Il montre comment, grâce à une combinaison de la population locale, qui souvent n’est pas elle-même juive, et de l’aide financière fournie par des organismes tels que l’Union européenne, « les sites peuvent être remis en service avec bienveillance et se voir offrir un avenir durable ».

La Synagogue à la Cigogne Blanche en 1979. (CC/SA 3.0/ Stiopa)

La synagogue à la Cigogne Blanche à Wrocław Pologne, par exemple, a été saisie par les nazis et utilisée comme garage et entrepôt pour les biens volés aux Juifs. Elle n’a été rendue à la communauté juive qu’en 1996. Mais des années de négligence à l’époque communiste l’avaient fait tomber dans un « état de délabrement périlleux ». Aujourd’hui, cependant, elle abrite le Centre Wrocław pour la culture et l’éducation juives et est utilisée pour des expositions, des projections de films, des ateliers, des conférences et des concerts. Elle abrite également une exposition permanente intitulée « History Reclaimed: Jewish Life in Wrocław and Lower Silesia » [L’histoire retrouvée : La vie juive en Wrocław et en Basse-Silésie]. Ses représentations théâtrales éducatives sur des thèmes historiques juifs ont été vues par 25 000 jeunes.

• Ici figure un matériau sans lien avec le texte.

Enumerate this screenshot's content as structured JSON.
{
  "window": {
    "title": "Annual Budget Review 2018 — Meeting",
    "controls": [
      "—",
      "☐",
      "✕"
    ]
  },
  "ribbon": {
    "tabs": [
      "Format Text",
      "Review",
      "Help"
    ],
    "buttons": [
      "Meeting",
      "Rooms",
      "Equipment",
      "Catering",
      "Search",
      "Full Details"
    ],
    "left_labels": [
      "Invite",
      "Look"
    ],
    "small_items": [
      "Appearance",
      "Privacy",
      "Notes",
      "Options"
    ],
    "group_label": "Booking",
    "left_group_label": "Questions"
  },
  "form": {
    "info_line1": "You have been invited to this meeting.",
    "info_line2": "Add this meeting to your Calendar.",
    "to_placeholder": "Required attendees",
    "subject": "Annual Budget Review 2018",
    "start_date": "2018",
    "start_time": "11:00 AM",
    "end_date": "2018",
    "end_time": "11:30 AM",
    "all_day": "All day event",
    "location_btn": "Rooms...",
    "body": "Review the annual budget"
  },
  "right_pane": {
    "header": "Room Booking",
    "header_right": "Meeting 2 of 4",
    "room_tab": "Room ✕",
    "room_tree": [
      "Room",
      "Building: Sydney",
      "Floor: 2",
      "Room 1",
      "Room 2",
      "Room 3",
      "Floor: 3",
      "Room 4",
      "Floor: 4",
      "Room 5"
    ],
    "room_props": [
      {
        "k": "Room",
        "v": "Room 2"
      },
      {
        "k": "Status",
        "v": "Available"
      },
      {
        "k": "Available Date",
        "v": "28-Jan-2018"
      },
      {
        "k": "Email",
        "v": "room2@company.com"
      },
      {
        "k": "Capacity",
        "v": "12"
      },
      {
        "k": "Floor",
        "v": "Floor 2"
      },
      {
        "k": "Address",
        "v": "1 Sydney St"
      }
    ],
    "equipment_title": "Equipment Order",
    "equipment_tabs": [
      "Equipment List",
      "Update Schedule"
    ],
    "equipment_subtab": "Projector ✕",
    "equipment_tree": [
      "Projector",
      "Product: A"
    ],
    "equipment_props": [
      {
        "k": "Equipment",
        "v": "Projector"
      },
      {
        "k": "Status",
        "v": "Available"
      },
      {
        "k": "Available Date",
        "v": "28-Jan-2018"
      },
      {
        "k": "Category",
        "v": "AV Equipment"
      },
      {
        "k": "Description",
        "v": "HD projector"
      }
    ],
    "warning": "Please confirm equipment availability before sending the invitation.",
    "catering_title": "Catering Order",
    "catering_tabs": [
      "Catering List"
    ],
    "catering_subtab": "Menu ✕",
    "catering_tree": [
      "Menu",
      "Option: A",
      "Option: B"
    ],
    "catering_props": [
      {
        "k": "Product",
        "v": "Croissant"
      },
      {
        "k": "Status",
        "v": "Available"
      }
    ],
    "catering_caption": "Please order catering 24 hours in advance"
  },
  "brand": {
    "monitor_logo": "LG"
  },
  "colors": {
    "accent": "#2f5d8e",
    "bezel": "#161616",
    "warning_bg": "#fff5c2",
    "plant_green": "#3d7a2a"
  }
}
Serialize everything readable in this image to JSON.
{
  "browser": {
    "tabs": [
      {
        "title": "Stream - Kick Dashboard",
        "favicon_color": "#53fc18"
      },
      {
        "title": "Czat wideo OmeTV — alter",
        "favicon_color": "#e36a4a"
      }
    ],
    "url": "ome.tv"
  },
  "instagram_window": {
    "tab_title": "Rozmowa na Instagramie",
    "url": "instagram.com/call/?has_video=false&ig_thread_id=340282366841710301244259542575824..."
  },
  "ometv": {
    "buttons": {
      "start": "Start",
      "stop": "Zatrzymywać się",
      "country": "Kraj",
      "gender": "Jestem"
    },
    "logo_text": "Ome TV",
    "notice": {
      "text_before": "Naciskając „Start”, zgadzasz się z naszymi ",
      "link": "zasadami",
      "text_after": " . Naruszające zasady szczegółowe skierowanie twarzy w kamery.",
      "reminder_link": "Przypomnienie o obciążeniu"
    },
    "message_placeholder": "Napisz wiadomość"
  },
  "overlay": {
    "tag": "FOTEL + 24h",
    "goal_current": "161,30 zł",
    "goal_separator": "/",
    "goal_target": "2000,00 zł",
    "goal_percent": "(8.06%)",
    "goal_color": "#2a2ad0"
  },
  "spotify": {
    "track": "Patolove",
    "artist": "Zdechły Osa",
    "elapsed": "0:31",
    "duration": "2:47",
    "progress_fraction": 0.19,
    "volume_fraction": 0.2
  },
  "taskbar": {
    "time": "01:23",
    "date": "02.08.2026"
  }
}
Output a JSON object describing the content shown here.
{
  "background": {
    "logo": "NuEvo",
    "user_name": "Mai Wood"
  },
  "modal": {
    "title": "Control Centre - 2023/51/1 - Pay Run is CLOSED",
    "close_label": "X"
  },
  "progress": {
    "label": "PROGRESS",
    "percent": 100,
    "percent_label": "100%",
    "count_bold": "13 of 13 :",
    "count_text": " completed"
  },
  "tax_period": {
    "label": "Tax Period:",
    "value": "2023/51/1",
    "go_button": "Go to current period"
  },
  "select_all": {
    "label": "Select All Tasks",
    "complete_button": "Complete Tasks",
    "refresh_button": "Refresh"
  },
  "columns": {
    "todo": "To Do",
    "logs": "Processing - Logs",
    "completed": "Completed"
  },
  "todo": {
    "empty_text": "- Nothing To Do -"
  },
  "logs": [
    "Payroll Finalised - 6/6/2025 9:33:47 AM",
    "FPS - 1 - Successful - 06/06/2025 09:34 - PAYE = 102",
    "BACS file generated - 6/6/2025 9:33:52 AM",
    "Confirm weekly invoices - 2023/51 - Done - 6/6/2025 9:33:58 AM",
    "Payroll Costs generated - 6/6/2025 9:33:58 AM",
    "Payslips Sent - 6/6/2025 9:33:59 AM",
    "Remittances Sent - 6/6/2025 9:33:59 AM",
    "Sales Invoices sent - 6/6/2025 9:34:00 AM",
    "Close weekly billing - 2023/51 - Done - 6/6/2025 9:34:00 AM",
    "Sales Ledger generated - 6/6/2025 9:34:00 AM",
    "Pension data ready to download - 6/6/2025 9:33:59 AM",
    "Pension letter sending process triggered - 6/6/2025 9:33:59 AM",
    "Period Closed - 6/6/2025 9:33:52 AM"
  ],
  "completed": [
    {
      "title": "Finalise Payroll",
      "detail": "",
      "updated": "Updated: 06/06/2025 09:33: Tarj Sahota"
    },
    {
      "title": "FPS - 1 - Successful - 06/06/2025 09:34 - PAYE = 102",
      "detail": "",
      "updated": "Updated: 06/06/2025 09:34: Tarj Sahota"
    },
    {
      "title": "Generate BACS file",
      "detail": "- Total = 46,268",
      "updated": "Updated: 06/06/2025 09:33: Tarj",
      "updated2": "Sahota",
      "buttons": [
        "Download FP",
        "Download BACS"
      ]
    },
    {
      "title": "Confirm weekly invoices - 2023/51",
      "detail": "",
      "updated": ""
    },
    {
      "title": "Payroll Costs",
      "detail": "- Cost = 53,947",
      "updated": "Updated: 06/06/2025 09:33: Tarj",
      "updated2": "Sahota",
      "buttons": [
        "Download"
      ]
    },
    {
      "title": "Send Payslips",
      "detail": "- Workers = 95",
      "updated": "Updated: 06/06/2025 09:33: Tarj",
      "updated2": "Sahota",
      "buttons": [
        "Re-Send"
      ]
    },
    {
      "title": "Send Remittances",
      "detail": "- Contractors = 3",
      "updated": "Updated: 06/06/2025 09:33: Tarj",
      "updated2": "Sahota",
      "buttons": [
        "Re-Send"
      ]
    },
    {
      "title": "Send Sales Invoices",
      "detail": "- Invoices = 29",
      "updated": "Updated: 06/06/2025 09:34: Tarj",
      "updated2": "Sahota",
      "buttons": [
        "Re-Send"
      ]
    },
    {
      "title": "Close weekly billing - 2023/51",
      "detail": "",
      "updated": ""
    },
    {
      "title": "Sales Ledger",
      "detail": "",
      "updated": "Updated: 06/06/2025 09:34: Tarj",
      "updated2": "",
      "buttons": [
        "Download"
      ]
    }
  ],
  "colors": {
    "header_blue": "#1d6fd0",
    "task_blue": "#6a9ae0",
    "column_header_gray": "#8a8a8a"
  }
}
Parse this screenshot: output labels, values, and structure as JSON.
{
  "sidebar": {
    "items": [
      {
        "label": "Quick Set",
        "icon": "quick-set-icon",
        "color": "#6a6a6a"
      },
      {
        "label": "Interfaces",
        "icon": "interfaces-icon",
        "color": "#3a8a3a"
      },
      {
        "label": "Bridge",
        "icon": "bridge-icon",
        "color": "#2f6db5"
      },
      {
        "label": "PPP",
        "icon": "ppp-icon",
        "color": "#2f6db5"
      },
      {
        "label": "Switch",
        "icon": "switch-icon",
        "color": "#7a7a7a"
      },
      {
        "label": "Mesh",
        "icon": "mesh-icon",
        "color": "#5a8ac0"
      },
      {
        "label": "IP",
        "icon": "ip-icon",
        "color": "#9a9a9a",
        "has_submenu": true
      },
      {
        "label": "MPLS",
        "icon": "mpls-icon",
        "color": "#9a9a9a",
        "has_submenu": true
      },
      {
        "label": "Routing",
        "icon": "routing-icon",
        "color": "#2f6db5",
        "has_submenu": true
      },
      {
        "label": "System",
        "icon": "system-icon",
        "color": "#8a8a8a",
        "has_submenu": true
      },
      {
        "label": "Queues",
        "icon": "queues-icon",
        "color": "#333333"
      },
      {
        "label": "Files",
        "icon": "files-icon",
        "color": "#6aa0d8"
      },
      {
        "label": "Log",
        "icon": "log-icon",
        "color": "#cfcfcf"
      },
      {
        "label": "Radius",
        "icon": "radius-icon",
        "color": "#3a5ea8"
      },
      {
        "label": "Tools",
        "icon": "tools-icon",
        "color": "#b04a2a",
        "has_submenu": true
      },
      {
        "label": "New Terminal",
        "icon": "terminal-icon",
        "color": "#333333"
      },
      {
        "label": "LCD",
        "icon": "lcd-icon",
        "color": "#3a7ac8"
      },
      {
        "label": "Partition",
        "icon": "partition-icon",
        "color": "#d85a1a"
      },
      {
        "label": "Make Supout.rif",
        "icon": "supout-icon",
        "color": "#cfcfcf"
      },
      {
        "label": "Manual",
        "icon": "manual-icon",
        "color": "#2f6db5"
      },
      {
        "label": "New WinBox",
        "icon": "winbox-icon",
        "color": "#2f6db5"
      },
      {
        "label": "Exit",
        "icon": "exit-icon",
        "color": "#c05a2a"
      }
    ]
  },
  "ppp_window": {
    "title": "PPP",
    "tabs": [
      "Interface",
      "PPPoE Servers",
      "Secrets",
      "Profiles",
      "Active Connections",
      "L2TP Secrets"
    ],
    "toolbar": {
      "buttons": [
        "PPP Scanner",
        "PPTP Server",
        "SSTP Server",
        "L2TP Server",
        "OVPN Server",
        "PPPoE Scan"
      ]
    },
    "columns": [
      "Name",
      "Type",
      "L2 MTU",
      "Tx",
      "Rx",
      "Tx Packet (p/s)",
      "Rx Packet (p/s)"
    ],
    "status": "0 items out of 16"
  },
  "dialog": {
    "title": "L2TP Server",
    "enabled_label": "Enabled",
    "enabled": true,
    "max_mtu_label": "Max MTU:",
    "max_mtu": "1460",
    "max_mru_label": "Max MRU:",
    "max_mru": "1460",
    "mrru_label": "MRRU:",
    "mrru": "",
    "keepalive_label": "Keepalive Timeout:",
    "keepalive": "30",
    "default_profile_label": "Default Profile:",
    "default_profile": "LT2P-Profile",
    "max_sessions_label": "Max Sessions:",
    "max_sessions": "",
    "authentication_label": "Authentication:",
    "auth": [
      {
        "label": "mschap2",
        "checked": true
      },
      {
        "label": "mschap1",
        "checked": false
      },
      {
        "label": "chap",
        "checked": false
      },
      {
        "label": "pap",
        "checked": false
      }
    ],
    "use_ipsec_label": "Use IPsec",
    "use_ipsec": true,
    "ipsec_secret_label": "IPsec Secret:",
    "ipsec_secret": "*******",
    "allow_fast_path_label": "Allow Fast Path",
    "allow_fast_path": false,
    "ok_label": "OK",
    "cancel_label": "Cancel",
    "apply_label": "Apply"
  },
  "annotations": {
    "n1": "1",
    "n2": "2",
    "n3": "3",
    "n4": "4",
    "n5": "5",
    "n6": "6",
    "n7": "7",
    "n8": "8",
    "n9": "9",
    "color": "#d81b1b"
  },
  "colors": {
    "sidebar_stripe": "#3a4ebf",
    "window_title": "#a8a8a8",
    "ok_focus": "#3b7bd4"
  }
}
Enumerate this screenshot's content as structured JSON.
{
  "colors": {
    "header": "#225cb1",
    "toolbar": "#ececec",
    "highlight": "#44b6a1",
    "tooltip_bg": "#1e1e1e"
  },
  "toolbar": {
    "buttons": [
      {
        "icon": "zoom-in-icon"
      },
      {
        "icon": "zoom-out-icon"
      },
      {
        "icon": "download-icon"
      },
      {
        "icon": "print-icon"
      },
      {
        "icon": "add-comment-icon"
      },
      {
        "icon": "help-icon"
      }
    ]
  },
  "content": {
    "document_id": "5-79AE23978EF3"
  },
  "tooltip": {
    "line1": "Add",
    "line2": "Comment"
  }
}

En 2014, la petite synagogue en activité a célébré sa première ordination de quatre rabbins réformés et de trois cantors réformés depuis la Seconde Guerre mondiale, lors d’une cérémonie à laquelle assistait le ministre allemand des Affaires étrangères.

Le rapport note le désir, dans les sites où les communautés juives ont été anéanties par la Shoah, de raconter « toute l’histoire » et de veiller à ce que « l’accent soit mis sur l’éducation, non seulement sur la façon dont la communauté s’est éteinte, mais aussi sur les siècles qui ont précédé en montrant la vie et la contribution de la communauté ».